Mom's kitchen was never tidy. The table held a motley collection of bottles, teapot, sugar and creamer, a stand mixer, salt, pepper and other things. The counter beside the stove was often covered with pots, pans, spices, you name it. There just wasn't enough room for all the things it takes to cook for a huge family like ours, and Mom was a comfortably cluttery English woman.
The table was really the heart of the kitchen, actually of the whole house. That was where Mom had her morning tea, where she and Dad ate breakfast. The radio beside it was often on and Dad would listen to the news when he came home from work. The paper and a cup of tea was always ready for him. Mom had her morning coffee break at the table, often with her friend from across the street or someone else who had stopped by. If she had no visitor, she would be on the phone with friends. In the afternoons after school, we had tea with Mom at the table. It was the place where the anyone in the family could stop for a quiet moment if needed. You might have to clear a place for your teacup or the newspaper, but no one cared about that.
My first kitchen as a young (17 years old, my goodness) wife was in a 1940's apartment built during World War II. The kitchen in this place was small probably about six feet square, just enough room for a sink, small cabinet, apartment sized stove and refrigerator, and a small table and two chairs. There was a window over the table that looked out and down over a tree-lined street that wound up the hill to our building. I loved that little kitchen. It was where I learned how to cook for two people instead of 14 or 15. I could keep it clean and neat, and looking out the window as I drank my instant coffee or tea made me feel like a woman of the world.
In our first real house (I was 18 when we bought it, can you imagine doing that today?), the kitchen was a little larger. This was a log house, and the cabinets were handmade by the original owner. I painted over the dingy white with light yellow and green, hung orange and yellow beads in the window over the sink and made yellow gingham curtains for the other window and the window in the door that led to the back porch. We built two shelves on the wall for my Le Creuset red pots and pans that I'd bought for $20 for the set brand new. The washing machine was in this kitchen, and I put the small table from the apartment in here too. There was a clothesline out back but no dryer, as the house had only a 60-amp service with 4 old glass fuses. We covered the worn tile floor with a green and yellow patterned vinyl flooring. It was bright and pretty in this kitchen, and I dearly loved it. This was where I learned to make bread and noodles, to cook more from scratch and also where I began to can and put up food.
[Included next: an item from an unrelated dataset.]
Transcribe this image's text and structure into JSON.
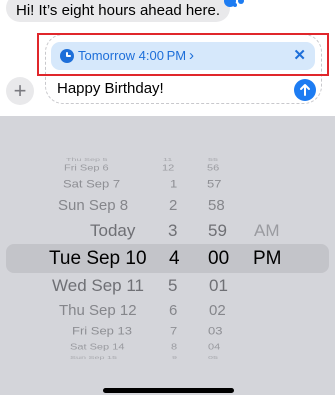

Those three kitchens, I think, are what formed me as a cook, homemaker and lover of all vintage kitchen things. I know that today Keurigs and Instant Pots are all the rage, but I'm content without them. I've seen the "farmhouse" sinks, and spigots that can do more things than I would ever have dreamed of, and I know that for some people these are what they dream of for their kitchens. But for me, my heart will always be about 70 years behind the times when it comes to kitchens.